Какова роль Москвы в уже начавшемся американо-китайском противостоянии? Россия как потенциальный поставщик сырья для КНР занимает уникальное положение. Она – единственная страна, которая может обеспечить доставку энергоносителей по суше (морские пути в случае обострения американо-китайского конфликта легко перекрываются ВМФ США) и в отличие от стран Центральной Азии миновать при этом проблемные северо-западные области Китая, где возможна дестабилизация вследствие межэтнических конфликтов. Как говорилось выше, между китайским и атлантистским лобби развернулась «битва за Россию». В связи с этим встает вопрос о том, на что готовы пойти Соединенные Штаты для того, чтобы в сырьевом плане оторвать Россию от КНР. Будет ли это попытка новой «цветной революции», дабы заменить российскую элиту на более проамериканскую? Или, что более вероятно, стимулирование сепаратистских настроений на российском Дальнем Востоке?

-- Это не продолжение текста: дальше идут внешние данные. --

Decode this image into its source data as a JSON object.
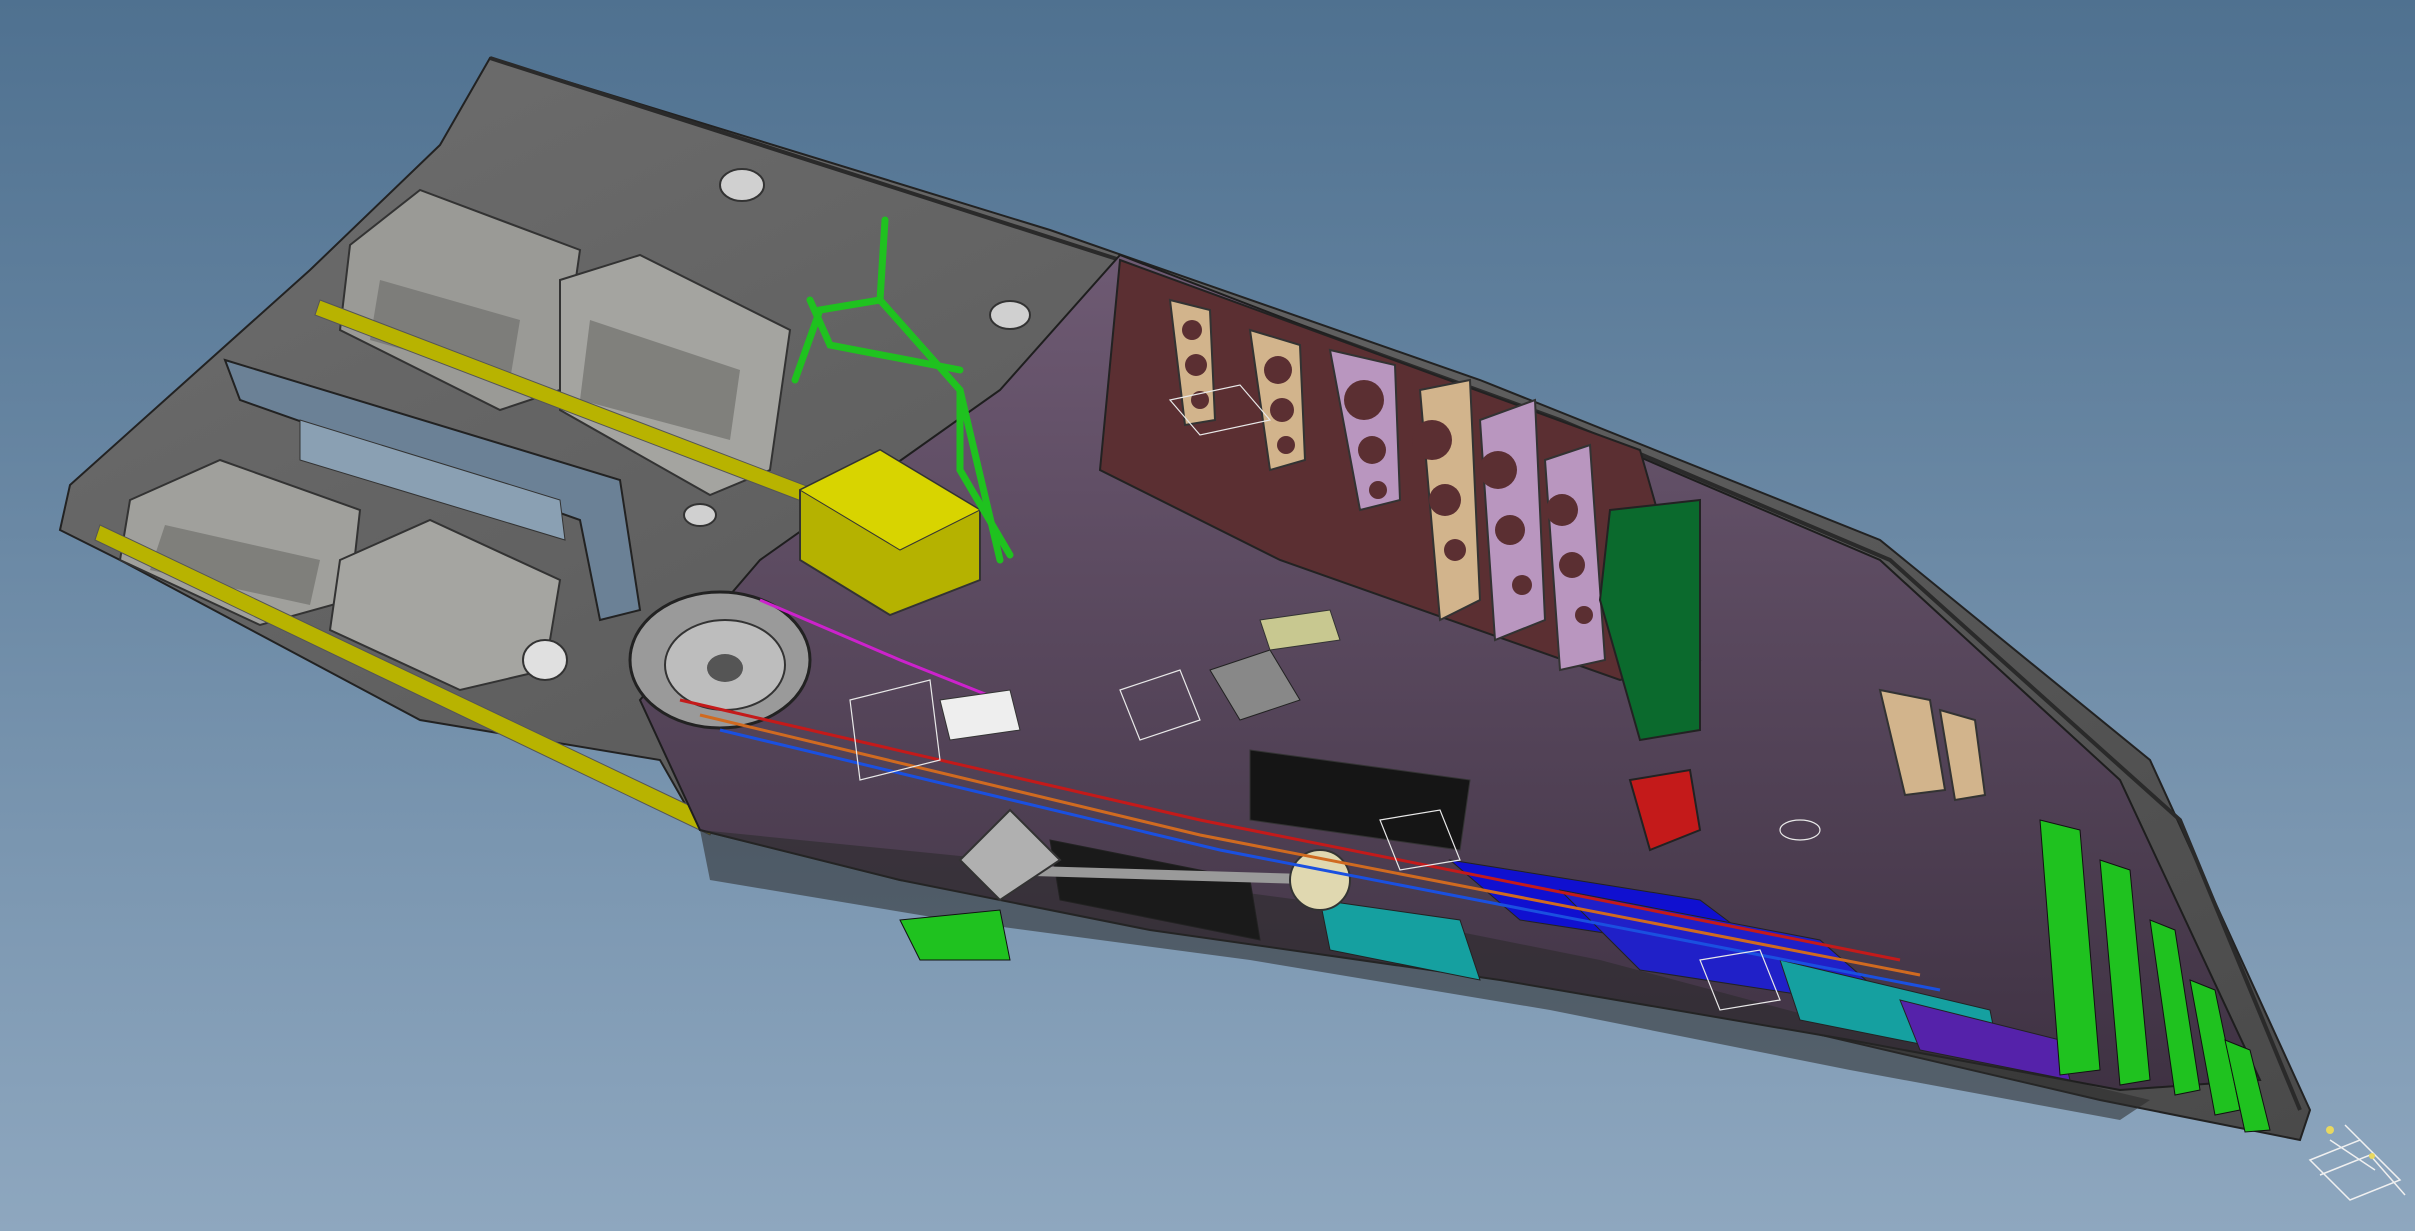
{
  "viewport": {
    "background_top": "#4f7190",
    "background_bottom": "#8ea7bf"
  },
  "model": {
    "hull_color": "#5a5a5a",
    "deck_color": "#707070",
    "bulkhead_color": "#8f6f95",
    "frame_color": "#d2b48c",
    "inner_hull_color": "#5b2f32",
    "accent_colors": [
      "#b5b200",
      "#1fc21f",
      "#1010d0",
      "#15a0a0",
      "#c41a1a",
      "#d06a20",
      "#0b6a2d"
    ]
  },
  "compass": {
    "icon": "compass-axis-icon"
  }
}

Однако грядущее экономическое ослабление Китая (это неизбежно произойдет, вопрос в том, когда) вне зависимости от того, случится оно под влиянием Вашингтона или в результате действия объективных факторов, отнюдь не повлечет автоматически уход на задний план АТР и ренессанс Европы. Данный регион, не менее культурно разнообразный, чем другие части мира (возможно, и более), обладает существенным потенциалом демографического и цивилизационного развития, что позволит появляться новым локомотивам регионального и мирового развития. Например, в отличие от КНР, Индия не уделяет так много внимания демографическому перегреву и, по прогнозам, через 20 лет численность ее населения при несопоставимо меньшей территории превысит китайское. Другой потенциальный региональный лидер, Индонезия, является самым многонаселенным в мире мусульманским государством и вполне способна сыграть лидирующую роль в исламском проекте, который станет не менее пассионарным, чем западный.

Таким образом, если Россия хочет остаться субъектом глобальной политики, ей просто необходима долгосрочная стратегия присутствия в регионе. Эта стратегия, как и основанное на ней создание инфраструктуры, должна иметь не меньший временной горизонт, чем в отношении Европы в последние 300 лет, а возможно, даже и больший.